I regularly think and observe geographically.

I have noticed over several years at restaurants and elsewhere that (people who present themselves as) men generally take up far more room than is strictly necessary and far more room than women or male children. And apparently this phenomenon is called “manspreading” and has mainly received attention where public transportation is concerned.  

Men are more guilty than women of having their arms, legs, and any personal belongings positioned such that they occupy more space and as a result, seem bigger. For instance, when I’m at Panera Bread to get my drink, I’ll stand such that people can walk around me and can reach on either side of me. I don’t need immediate physical access to the entire soda machine, and there is no reason two or three people can’t use it at once. But, it’s nothing for another man to stand such that no one can do anything in the vicinity until he is finished.

Such use, such monopolization (?) of space, I’m sure is largely unconscious, but there it is and is nonetheless a manifestation of Male Privilege. 

Similarly, when I am eating at restaurants, more and more often there is a little plate, bowl, or something coming all the time, in addition to sometimes a new glass for each refill. In a typical dining experience I might–through no autonomous choice–end up being given 5-7 plates of some kind or another, 2-6 glasses, plus silverware, and napkins. This all adds up, especially when viewed as an extension of the space I take up, and it tends to make me feel very uncomfortable. For this reason, I do my best to consolidate extra plates and whatnot as possible. 

This also makes me think about the geography of restaurants (more on the rhetoric of restaurants specifically in a forthcoming post).
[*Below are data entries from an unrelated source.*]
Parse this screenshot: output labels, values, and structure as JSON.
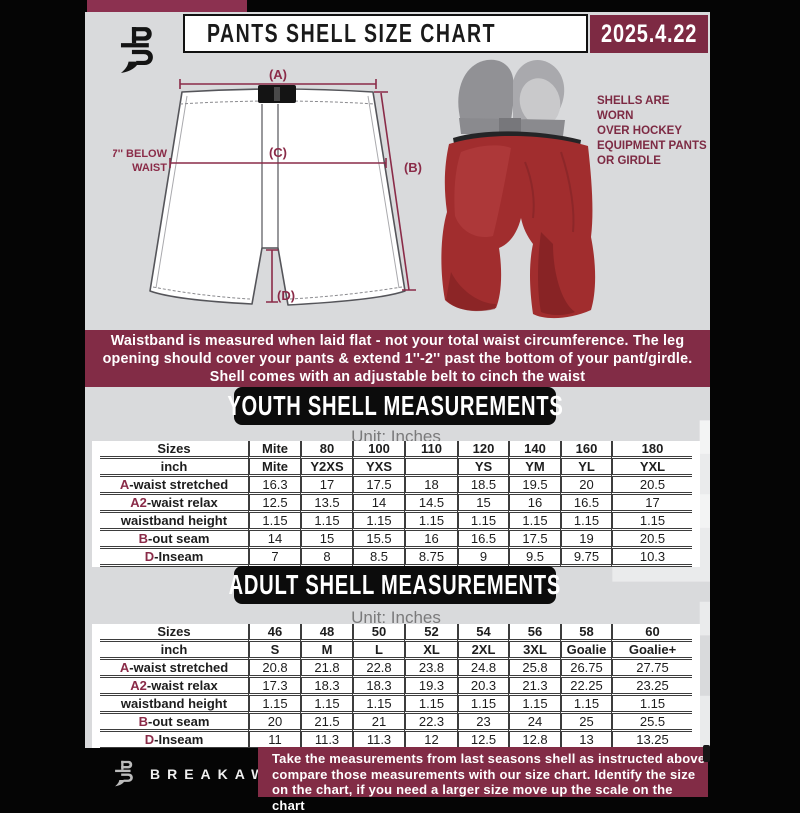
{
  "header": {
    "title": "PANTS SHELL SIZE CHART",
    "date": "2025.4.22"
  },
  "diagram": {
    "a": "(A)",
    "b": "(B)",
    "c": "(C)",
    "d": "(D)",
    "note1": "7'' BELOW",
    "note2": "WAIST"
  },
  "photo": {
    "caption1": "SHELLS ARE WORN",
    "caption2": "OVER HOCKEY",
    "caption3": "EQUIPMENT PANTS",
    "caption4": "OR GIRDLE"
  },
  "banner": {
    "l1": "Waistband is measured when laid flat - not your total waist circumference. The leg",
    "l2": "opening should cover your pants & extend 1''-2'' past the bottom of your pant/girdle.",
    "l3": "Shell comes with an adjustable belt to cinch the waist"
  },
  "youth": {
    "title": "YOUTH SHELL MEASUREMENTS",
    "unit": "Unit: Inches",
    "rows": [
      {
        "accent": "",
        "label": "Sizes",
        "bold": true,
        "values": [
          "Mite",
          "80",
          "100",
          "110",
          "120",
          "140",
          "160",
          "180"
        ]
      },
      {
        "accent": "",
        "label": "inch",
        "bold": true,
        "values": [
          "Mite",
          "Y2XS",
          "YXS",
          "",
          "YS",
          "YM",
          "YL",
          "YXL"
        ]
      },
      {
        "accent": "A",
        "label": "-waist stretched",
        "bold": false,
        "values": [
          "16.3",
          "17",
          "17.5",
          "18",
          "18.5",
          "19.5",
          "20",
          "20.5"
        ]
      },
      {
        "accent": "A2",
        "label": "-waist relax",
        "bold": false,
        "values": [
          "12.5",
          "13.5",
          "14",
          "14.5",
          "15",
          "16",
          "16.5",
          "17"
        ]
      },
      {
        "accent": "",
        "label": "waistband height",
        "bold": false,
        "values": [
          "1.15",
          "1.15",
          "1.15",
          "1.15",
          "1.15",
          "1.15",
          "1.15",
          "1.15"
        ]
      },
      {
        "accent": "B",
        "label": "-out seam",
        "bold": false,
        "values": [
          "14",
          "15",
          "15.5",
          "16",
          "16.5",
          "17.5",
          "19",
          "20.5"
        ]
      },
      {
        "accent": "D",
        "label": "-Inseam",
        "bold": false,
        "values": [
          "7",
          "8",
          "8.5",
          "8.75",
          "9",
          "9.5",
          "9.75",
          "10.3"
        ]
      }
    ]
  },
  "adult": {
    "title": "ADULT SHELL MEASUREMENTS",
    "unit": "Unit: Inches",
    "rows": [
      {
        "accent": "",
        "label": "Sizes",
        "bold": true,
        "values": [
          "46",
          "48",
          "50",
          "52",
          "54",
          "56",
          "58",
          "60"
        ]
      },
      {
        "accent": "",
        "label": "inch",
        "bold": true,
        "values": [
          "S",
          "M",
          "L",
          "XL",
          "2XL",
          "3XL",
          "Goalie",
          "Goalie+"
        ]
      },
      {
        "accent": "A",
        "label": "-waist stretched",
        "bold": false,
        "values": [
          "20.8",
          "21.8",
          "22.8",
          "23.8",
          "24.8",
          "25.8",
          "26.75",
          "27.75"
        ]
      },
      {
        "accent": "A2",
        "label": "-waist relax",
        "bold": false,
        "values": [
          "17.3",
          "18.3",
          "18.3",
          "19.3",
          "20.3",
          "21.3",
          "22.25",
          "23.25"
        ]
      },
      {
        "accent": "",
        "label": "waistband height",
        "bold": false,
        "values": [
          "1.15",
          "1.15",
          "1.15",
          "1.15",
          "1.15",
          "1.15",
          "1.15",
          "1.15"
        ]
      },
      {
        "accent": "B",
        "label": "-out seam",
        "bold": false,
        "values": [
          "20",
          "21.5",
          "21",
          "22.3",
          "23",
          "24",
          "25",
          "25.5"
        ]
      },
      {
        "accent": "D",
        "label": "-Inseam",
        "bold": false,
        "values": [
          "11",
          "11.3",
          "11.3",
          "12",
          "12.5",
          "12.8",
          "13",
          "13.25"
        ]
      }
    ]
  },
  "footer": {
    "brand": "BREAKAWAY",
    "l1": "Take the measurements from last seasons shell as instructed above",
    "l2": "compare those measurements  with our size chart. Identify the size",
    "l3": "on the chart, if you need a larger size move up the scale on the chart"
  },
  "colors": {
    "maroon": "#822c46",
    "accent": "#8a2b48",
    "page_bg": "#d9dadc",
    "heading_bg": "#0c0c0c"
  }
}
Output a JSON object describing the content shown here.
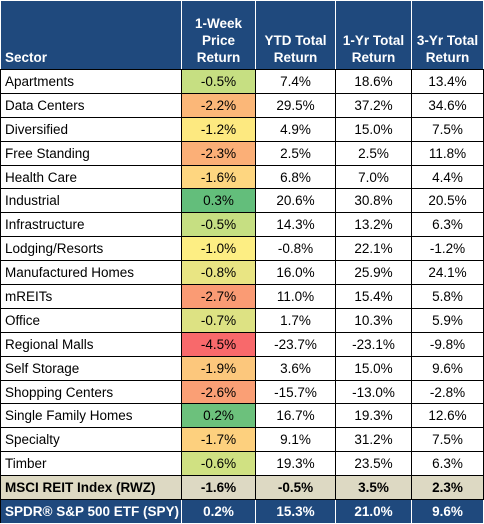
{
  "headers": {
    "sector": "Sector",
    "week": "1-Week Price Return",
    "ytd": "YTD Total Return",
    "one_yr": "1-Yr Total Return",
    "three_yr": "3-Yr Total Return"
  },
  "rows": [
    {
      "sector": "Apartments",
      "week": "-0.5%",
      "ytd": "7.4%",
      "one_yr": "18.6%",
      "three_yr": "13.4%",
      "week_color": "#c6df82"
    },
    {
      "sector": "Data Centers",
      "week": "-2.2%",
      "ytd": "29.5%",
      "one_yr": "37.2%",
      "three_yr": "34.6%",
      "week_color": "#fbb778"
    },
    {
      "sector": "Diversified",
      "week": "-1.2%",
      "ytd": "4.9%",
      "one_yr": "15.0%",
      "three_yr": "7.5%",
      "week_color": "#fde980"
    },
    {
      "sector": "Free Standing",
      "week": "-2.3%",
      "ytd": "2.5%",
      "one_yr": "2.5%",
      "three_yr": "11.8%",
      "week_color": "#fbaf77"
    },
    {
      "sector": "Health Care",
      "week": "-1.6%",
      "ytd": "6.8%",
      "one_yr": "7.0%",
      "three_yr": "4.4%",
      "week_color": "#fed680"
    },
    {
      "sector": "Industrial",
      "week": "0.3%",
      "ytd": "20.6%",
      "one_yr": "30.8%",
      "three_yr": "20.5%",
      "week_color": "#63be7b"
    },
    {
      "sector": "Infrastructure",
      "week": "-0.5%",
      "ytd": "14.3%",
      "one_yr": "13.2%",
      "three_yr": "6.3%",
      "week_color": "#c6df82"
    },
    {
      "sector": "Lodging/Resorts",
      "week": "-1.0%",
      "ytd": "-0.8%",
      "one_yr": "22.1%",
      "three_yr": "-1.2%",
      "week_color": "#fdee83"
    },
    {
      "sector": "Manufactured Homes",
      "week": "-0.8%",
      "ytd": "16.0%",
      "one_yr": "25.9%",
      "three_yr": "24.1%",
      "week_color": "#e9e583"
    },
    {
      "sector": "mREITs",
      "week": "-2.7%",
      "ytd": "11.0%",
      "one_yr": "15.4%",
      "three_yr": "5.8%",
      "week_color": "#fa9b74"
    },
    {
      "sector": "Office",
      "week": "-0.7%",
      "ytd": "1.7%",
      "one_yr": "10.3%",
      "three_yr": "5.9%",
      "week_color": "#dde283"
    },
    {
      "sector": "Regional Malls",
      "week": "-4.5%",
      "ytd": "-23.7%",
      "one_yr": "-23.1%",
      "three_yr": "-9.8%",
      "week_color": "#f8696b"
    },
    {
      "sector": "Self Storage",
      "week": "-1.9%",
      "ytd": "3.6%",
      "one_yr": "15.0%",
      "three_yr": "9.6%",
      "week_color": "#fcc77c"
    },
    {
      "sector": "Shopping Centers",
      "week": "-2.6%",
      "ytd": "-15.7%",
      "one_yr": "-13.0%",
      "three_yr": "-2.8%",
      "week_color": "#fa9f75"
    },
    {
      "sector": "Single Family Homes",
      "week": "0.2%",
      "ytd": "16.7%",
      "one_yr": "19.3%",
      "three_yr": "12.6%",
      "week_color": "#6cc17c"
    },
    {
      "sector": "Specialty",
      "week": "-1.7%",
      "ytd": "9.1%",
      "one_yr": "31.2%",
      "three_yr": "7.5%",
      "week_color": "#fdd07e"
    },
    {
      "sector": "Timber",
      "week": "-0.6%",
      "ytd": "19.3%",
      "one_yr": "23.5%",
      "three_yr": "6.3%",
      "week_color": "#d0e182"
    }
  ],
  "index_row": {
    "sector": "MSCI REIT Index (RWZ)",
    "week": "-1.6%",
    "ytd": "-0.5%",
    "one_yr": "3.5%",
    "three_yr": "2.3%"
  },
  "spy_row": {
    "sector": "SPDR® S&P 500 ETF (SPY)",
    "week": "0.2%",
    "ytd": "15.3%",
    "one_yr": "21.0%",
    "three_yr": "9.6%"
  },
  "colors": {
    "header_bg": "#1f497d",
    "index_bg": "#ddd9c3",
    "heat_red": "#f8696b",
    "heat_yellow": "#ffeb84",
    "heat_green": "#63be7b"
  }
}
Too many restaurants have tables and booths that are far too small when you consider that people are taller and bigger than ever before. Given my 6’6″ height and leg brace, I need all the leg room possible, which generally means no one can sit in front of me, or I have to have my legs positioned in somewhat odd ways. And these tables are especially too small when we consider the space people take up vis-á-vis personal belongings such as cell phones and wallets and items brought out by the restaurant on large and numerous platters.  

And to be clear, I’m not thinking about concepts of “personal space” that inevitably differ greatly from culture-to-culture. I’m talking about the “raw” space a person takes up, both by reading their body and by reading their clothes, exact positioning of arms and legs, and use of objects as an extension of the self–all a combination of the voluntary, involuntary, conscious, and unconscious. Conversations about the space (or lack of space) between people would be completely different.